Tuesday, August 28, 2012

Lunches and Dinners and Apperetivos, Oh My!

I've been in this small town, Proviglia or ...something, just outside of Brescia, for a couple days.  Our camp has been running very well.  We arrived an learned we'd have four high school-aged helpers. Between them, the camp directors, and us, we almost have as many adults as kids.  My group is between 9 and 14, and a solid bunch as usual.  Most speak English well enough to joke around with and such.  We're planning a sketch show, water balloon games, and other summer camp-y things.

My family here is amazing.  There are several brothers (and their respectives wives and families), a sister, and a nonna, whose house I'm staying in.  Nonna keeps me overfed, as I imagine Italian grandmothers have to by law.  Marco, one of her son's kid, comes to camp each morning dragging a lunch bag bigger than him, filled with food for the both of us.  Today my 'snack'  was an entire melon with a whole pack of prosciutto. And that was just after I finished my sandwiches.  So, I'm pretty much at the exact spot in life I've always wanted to be in: a place where stuffing my face is seen as the polite thing to do.

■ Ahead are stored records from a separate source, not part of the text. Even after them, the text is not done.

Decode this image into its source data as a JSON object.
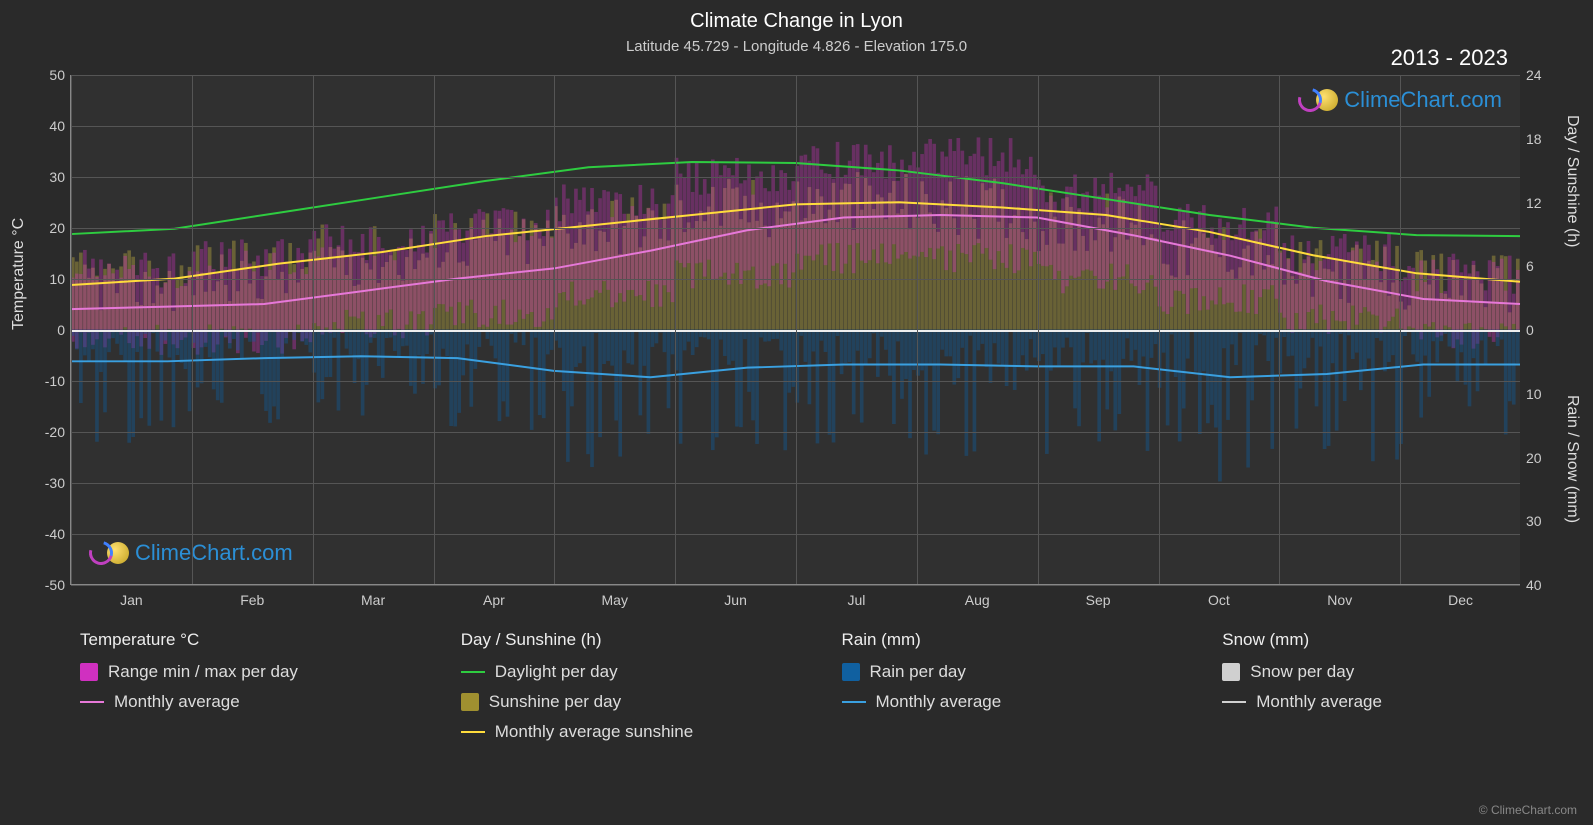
{
  "chart": {
    "title": "Climate Change in Lyon",
    "subtitle": "Latitude 45.729 - Longitude 4.826 - Elevation 175.0",
    "year_range": "2013 - 2023",
    "watermark_text": "ClimeChart.com",
    "copyright": "© ClimeChart.com",
    "background_color": "#2a2a2a",
    "plot_background_color": "#303030",
    "grid_color": "#555555",
    "zero_line_color": "#eeeeee",
    "font_color": "#e0e0e0",
    "title_fontsize": 20,
    "subtitle_fontsize": 15,
    "tick_fontsize": 14,
    "axis_label_fontsize": 16,
    "axes": {
      "y_left": {
        "label": "Temperature °C",
        "min": -50,
        "max": 50,
        "ticks": [
          -50,
          -40,
          -30,
          -20,
          -10,
          0,
          10,
          20,
          30,
          40,
          50
        ]
      },
      "y_right_top": {
        "label": "Day / Sunshine (h)",
        "min": 0,
        "max": 24,
        "ticks": [
          0,
          6,
          12,
          18,
          24
        ]
      },
      "y_right_bottom": {
        "label": "Rain / Snow (mm)",
        "min": 0,
        "max": 40,
        "ticks": [
          0,
          10,
          20,
          30,
          40
        ]
      },
      "x": {
        "labels": [
          "Jan",
          "Feb",
          "Mar",
          "Apr",
          "May",
          "Jun",
          "Jul",
          "Aug",
          "Sep",
          "Oct",
          "Nov",
          "Dec"
        ]
      }
    },
    "series": {
      "daylight_line": {
        "color": "#2ecc40",
        "width": 2,
        "points_h": [
          9.0,
          9.5,
          11.0,
          12.5,
          14.0,
          15.3,
          15.8,
          15.7,
          15.0,
          13.8,
          12.3,
          10.8,
          9.6,
          8.9,
          8.8
        ]
      },
      "sunshine_line": {
        "color": "#ffdc3c",
        "width": 2,
        "points_h": [
          4.2,
          4.8,
          6.2,
          7.3,
          8.8,
          9.8,
          10.8,
          11.8,
          12.0,
          11.5,
          10.8,
          9.2,
          7.0,
          5.3,
          4.5
        ]
      },
      "temp_avg_line": {
        "color": "#e678d8",
        "width": 2,
        "points_c": [
          4.0,
          4.5,
          5.0,
          7.5,
          10.0,
          12.0,
          15.5,
          19.5,
          22.0,
          22.5,
          22.0,
          18.5,
          14.5,
          9.5,
          6.0,
          5.0
        ]
      },
      "rain_avg_line": {
        "color": "#3aa0e0",
        "width": 2,
        "points_mm": [
          5.0,
          5.0,
          4.5,
          4.2,
          4.5,
          6.5,
          7.5,
          6.0,
          5.5,
          5.5,
          5.8,
          5.8,
          7.5,
          7.0,
          5.5,
          5.5
        ]
      },
      "temp_bars": {
        "color": "#d030c0",
        "opacity": 0.35,
        "monthly_min_c": [
          -2,
          -2,
          1,
          3,
          7,
          11,
          14,
          14,
          10,
          6,
          2,
          -1
        ],
        "monthly_max_c": [
          12,
          14,
          17,
          20,
          25,
          30,
          33,
          34,
          27,
          21,
          15,
          11
        ]
      },
      "sunshine_bars": {
        "color": "#c0b040",
        "opacity": 0.4,
        "monthly_h": [
          4.5,
          5.5,
          7.0,
          8.5,
          10.0,
          11.5,
          12.0,
          11.5,
          10.0,
          7.5,
          5.5,
          4.5
        ]
      },
      "rain_bars": {
        "color": "#1060a0",
        "opacity": 0.4,
        "monthly_max_mm": [
          18,
          15,
          14,
          16,
          22,
          20,
          18,
          20,
          20,
          25,
          22,
          18
        ]
      }
    },
    "legend": {
      "col1": {
        "title": "Temperature °C",
        "items": [
          {
            "type": "swatch",
            "color": "#d030c0",
            "label": "Range min / max per day"
          },
          {
            "type": "line",
            "color": "#e678d8",
            "label": "Monthly average"
          }
        ]
      },
      "col2": {
        "title": "Day / Sunshine (h)",
        "items": [
          {
            "type": "line",
            "color": "#2ecc40",
            "label": "Daylight per day"
          },
          {
            "type": "swatch",
            "color": "#a09030",
            "label": "Sunshine per day"
          },
          {
            "type": "line",
            "color": "#ffdc3c",
            "label": "Monthly average sunshine"
          }
        ]
      },
      "col3": {
        "title": "Rain (mm)",
        "items": [
          {
            "type": "swatch",
            "color": "#1060a0",
            "label": "Rain per day"
          },
          {
            "type": "line",
            "color": "#3aa0e0",
            "label": "Monthly average"
          }
        ]
      },
      "col4": {
        "title": "Snow (mm)",
        "items": [
          {
            "type": "swatch",
            "color": "#d0d0d0",
            "label": "Snow per day"
          },
          {
            "type": "line",
            "color": "#d0d0d0",
            "label": "Monthly average"
          }
        ]
      }
    }
  }
}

Weekend activities included: visiting a 10th century monastery, eating pasta, drinking white sparkling wine that this region -- Franciacorta -- is known for, eating some of the best pizza I've had in my life, drinking limoncello, and discussing today's problems with the mafia, and Deniro bashing skulls in as Capone in 'The Untouchable.'  Tonight my family tasted me with grappa, which I was told was a homemade liquor that was banned by the government because there's a good chance you're drinking pure ethonal when you have it.  But, I was assured this was good ish right here, so I partook.  The bottle was from 1999, and drinking something that had been bottled when Clinton was still in office had a certain nice touch to it.  Or maybe that touch was just the moonshine talking.

Fun story of the day: After hitchiking from my friend Fabrice's house in Avignon to Nice, I spent a few days bumming around the French Riviera amongst people much richer and fancier than myself.  After a few hours of walking around Montecarlo, I caught a train to Sanremo for orientation. Since I was a day early, I asked some English-speaking folks for directions to the tourist info office, where I was informed all affordable sleeping options were booked for the weekend.  Rather than paying over 100 euros for a room, I opted for reading 'The Kite Runner' on a bench until 1am and then sleeping in a plaza on turf (like putt-putt golf grass).  I figured if families with baby strollers were okay sitting by me at 2 in the morning, then it was a safe place and people generally agreed I wasn't too creepy to trust around kids.  My only company was a drunk man who, having finished gambling at the local casino, tried convincing me to catch a 5 am train to Milan with him. Next day I met my orientation leaders, only to learn that it was them that I had stopped for directions, and that I totally could have spent the night on their apt. floor.  Bummer.  But an experience, nonetheless.

Now it's late, I've used up the only access to Internet I'll have a good while, and so I'm off to panic about how I'll get through several hours of lesson plans with kids tomorrow.